L’analyse de la définition du domicile par le juge européen est indispensable afin de savoir si le juge européen assure l’effectivité de l’inviolabilité du domicile et comment il la garantit. Or, en déterminant la notion de domicile, le juge européen identifie le champ d’application de l’inviolabilité du domicile. En d’autres termes, l’étendue de la sauvegarde de la liberté, de la vie privée, de la sécurité et de la tranquillité de la personne en son domicile dépend étroitement de la portée de la notion de domicile. C’est pourquoi il convient de se demander si les critères qui caractérisent la définition de la notion de domicile établie par la Cour E.D.H. sont des garanties satisfaisantes de l’effective de l’inviolabilité du domicile.

Dans son opinion dissidente jointe à l’arrêt de la Cour E.D.H. du 13 juin 1979 Marckx c. Belgique, le juge Sir Gérald Fitzmaurice affirme que « le principal, sinon le seul objet, le seul champ d’application visé par l’article 8 [de la Conv.E.S.D.H.] était ce […] [qu’il] appelle[…] la "protection domiciliaire" de l’individu. Celui-ci et sa famille ne devaient plus être [notamment] exposés au sinistre toc-toc de quatre heures du matin à la porte »2. La Cour E.D.H. retient tout d’abord cette logique en ne reconnaissant que la protection du domicile des personnes physiques (Chapitre 1).

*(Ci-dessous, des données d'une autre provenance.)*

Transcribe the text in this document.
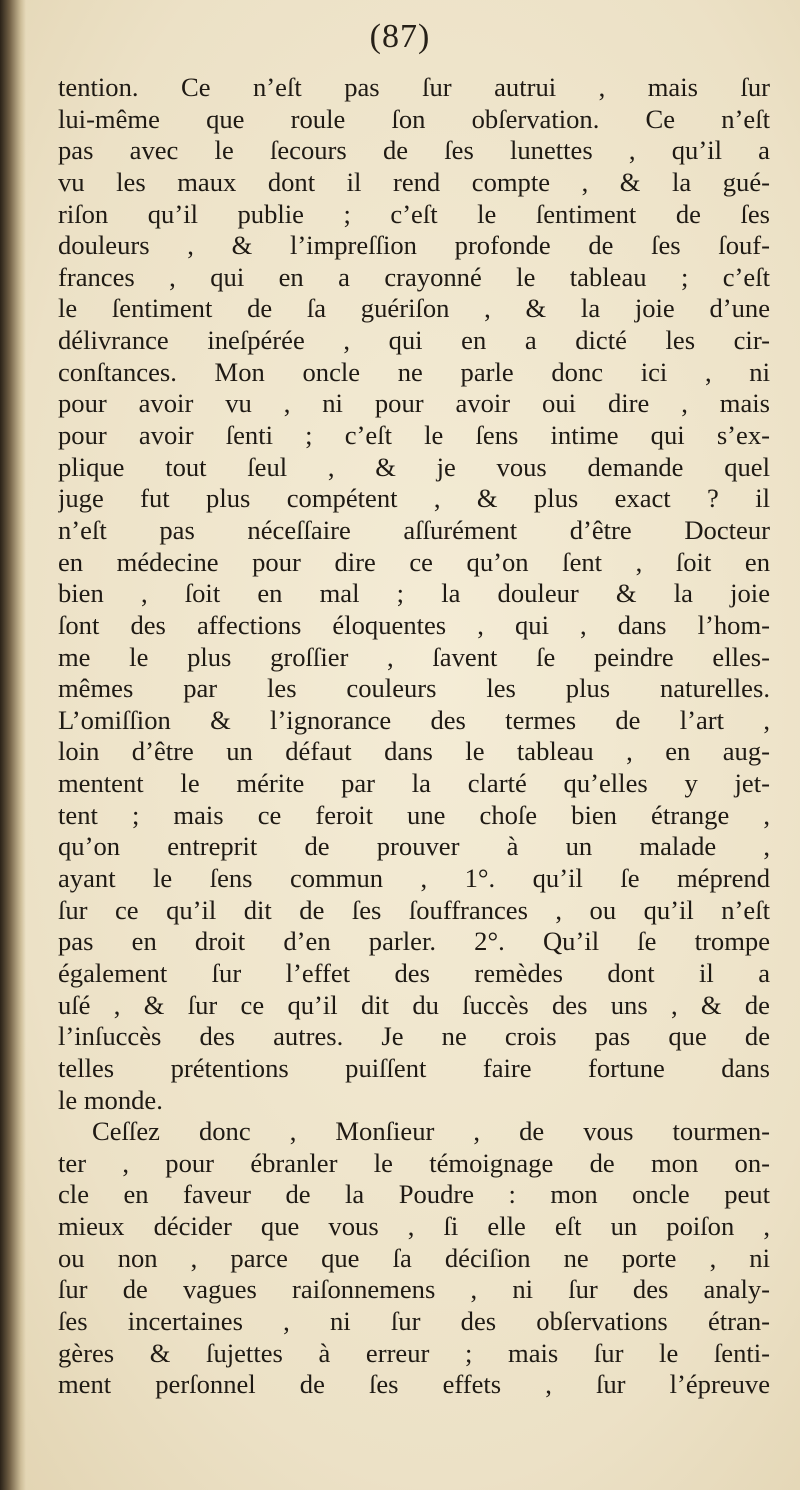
(87)
tention. Ce n’eſt pas ſur autrui , mais ſur
lui-même que roule ſon obſervation. Ce n’eſt
pas avec le ſecours de ſes lunettes , qu’il a
vu les maux dont il rend compte , & la gué-
riſon qu’il publie ; c’eſt le ſentiment de ſes
douleurs , & l’impreſſion profonde de ſes ſouf-
frances , qui en a crayonné le tableau ; c’eſt
le ſentiment de ſa guériſon , & la joie d’une
délivrance ineſpérée , qui en a dicté les cir-
conſtances. Mon oncle ne parle donc ici , ni
pour avoir vu , ni pour avoir oui dire , mais
pour avoir ſenti ; c’eſt le ſens intime qui s’ex-
plique tout ſeul , & je vous demande quel
juge fut plus compétent , & plus exact ? il
n’eſt pas néceſſaire aſſurément d’être Docteur
en médecine pour dire ce qu’on ſent , ſoit en
bien , ſoit en mal ; la douleur & la joie
ſont des affections éloquentes , qui , dans l’hom-
me le plus groſſier , ſavent ſe peindre elles-
mêmes par les couleurs les plus naturelles.
L’omiſſion & l’ignorance des termes de l’art ,
loin d’être un défaut dans le tableau , en aug-
mentent le mérite par la clarté qu’elles y jet-
tent ; mais ce feroit une choſe bien étrange ,
qu’on entreprit de prouver à un malade ,
ayant le ſens commun , 1°. qu’il ſe méprend
ſur ce qu’il dit de ſes ſouffrances , ou qu’il n’eſt
pas en droit d’en parler. 2°. Qu’il ſe trompe
également ſur l’effet des remèdes dont il a
uſé , & ſur ce qu’il dit du ſuccès des uns , & de
l’inſuccès des autres. Je ne crois pas que de
telles prétentions puiſſent faire fortune dans
le monde.
Ceſſez donc , Monſieur , de vous tourmen-
ter , pour ébranler le témoignage de mon on-
cle en faveur de la Poudre : mon oncle peut
mieux décider que vous , ſi elle eſt un poiſon ,
ou non , parce que ſa déciſion ne porte , ni
ſur de vagues raiſonnemens , ni ſur des analy-
ſes incertaines , ni ſur des obſervations étran-
gères & ſujettes à erreur ; mais ſur le ſenti-
ment perſonnel de ſes effets , ſur l’épreuve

La recherche de l’effectivité des droits garantis par la Conv.E.S.D.H. a cependant conduit à l’extension souhaitée de la notion européenne de domicile aux personnes morales, notamment au moyen d’une interprétation dynamique de la Convention, par le juge européen. Cette extension fait cependant apparaître de nouvelles problématiques (Chapitre 2).

1 Cour E.D.H., 18 janvier 1978, Irlande c. Royaume-Uni, § 154, Série A, n° 25. Position notamment réaffirmée dans l’arrêt Cour E.D.H., 6 novembre 1980, Guzzardi c. Italie, § 86, Série A, n° 39.

2 G. FITZMAURICE, opinion publiée en annexe de l’arrêt Cour E.D.H., 13 juin 1979, Marckx c. Belgique, § 7 de l’opinion, Série A, n° 31.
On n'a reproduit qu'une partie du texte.